00:25:45.040 To summarize key takeaways from this discussion: we initiated our talk with foundational concepts, emphasizing the importance of monitoring performance closely—if you don’t measure it, you can't gauge profiling needs, and without profiling, you can’t establish benchmarks for performance evaluation.
00:26:14.960 We also examined the functionality of various profiling software, like Stack Prof and others, while emphasizing how these tools can save developers time by helping to troubleshoot issues early and effectively. During discussions, I encouraged awareness of the quantity of effort required to truly optimize performance and reiterated the necessity of each stage.
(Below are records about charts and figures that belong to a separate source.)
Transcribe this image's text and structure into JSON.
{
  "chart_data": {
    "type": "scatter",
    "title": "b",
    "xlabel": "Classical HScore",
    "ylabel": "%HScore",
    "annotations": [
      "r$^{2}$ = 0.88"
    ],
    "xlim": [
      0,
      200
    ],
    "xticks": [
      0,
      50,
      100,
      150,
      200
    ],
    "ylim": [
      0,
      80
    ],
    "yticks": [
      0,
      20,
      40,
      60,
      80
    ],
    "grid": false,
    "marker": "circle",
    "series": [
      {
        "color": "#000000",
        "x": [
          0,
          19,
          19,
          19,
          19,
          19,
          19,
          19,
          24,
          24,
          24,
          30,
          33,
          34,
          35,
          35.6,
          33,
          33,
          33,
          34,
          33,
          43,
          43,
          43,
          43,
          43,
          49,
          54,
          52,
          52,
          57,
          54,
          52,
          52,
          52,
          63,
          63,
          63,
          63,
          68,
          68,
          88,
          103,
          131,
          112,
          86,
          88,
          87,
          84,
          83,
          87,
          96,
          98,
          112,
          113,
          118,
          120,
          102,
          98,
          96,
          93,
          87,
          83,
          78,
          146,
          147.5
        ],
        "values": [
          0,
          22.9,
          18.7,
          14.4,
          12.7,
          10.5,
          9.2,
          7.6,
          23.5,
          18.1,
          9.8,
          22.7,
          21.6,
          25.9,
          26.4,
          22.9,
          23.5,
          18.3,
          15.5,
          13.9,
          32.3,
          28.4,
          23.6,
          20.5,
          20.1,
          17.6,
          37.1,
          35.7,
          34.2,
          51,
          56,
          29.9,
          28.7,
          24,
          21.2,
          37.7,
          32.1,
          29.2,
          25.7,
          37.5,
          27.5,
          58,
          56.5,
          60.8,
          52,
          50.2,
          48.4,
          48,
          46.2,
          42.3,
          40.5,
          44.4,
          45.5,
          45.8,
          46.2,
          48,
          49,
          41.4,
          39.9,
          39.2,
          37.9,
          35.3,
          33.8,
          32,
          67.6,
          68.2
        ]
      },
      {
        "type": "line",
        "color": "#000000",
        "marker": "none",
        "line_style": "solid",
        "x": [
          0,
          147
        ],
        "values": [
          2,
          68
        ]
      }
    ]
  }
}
00:27:02.840 As we wrap up, I want to encourage you with another quote from Albert Einstein: 'When you’re trying to find a needle in the haystack, do not stop when you find the first one; keep looking.' This principle applies directly to performance debugging—don’t give up once you’ve discovered an issue, as there may be additional inefficiencies lurking that warrant attention.
00:27:44.220 In closing, I appreciate the Ruby community for being supportive. The journey to achieving effective performance is continuous, and the experience shared here in my presentation is a result of my team's efforts at Koopa. Thank you for allowing me to present, and I’d like to acknowledge my team for their backing and Mike for being my mentor on this talk.
00:28:19.640 Thank you all for attending!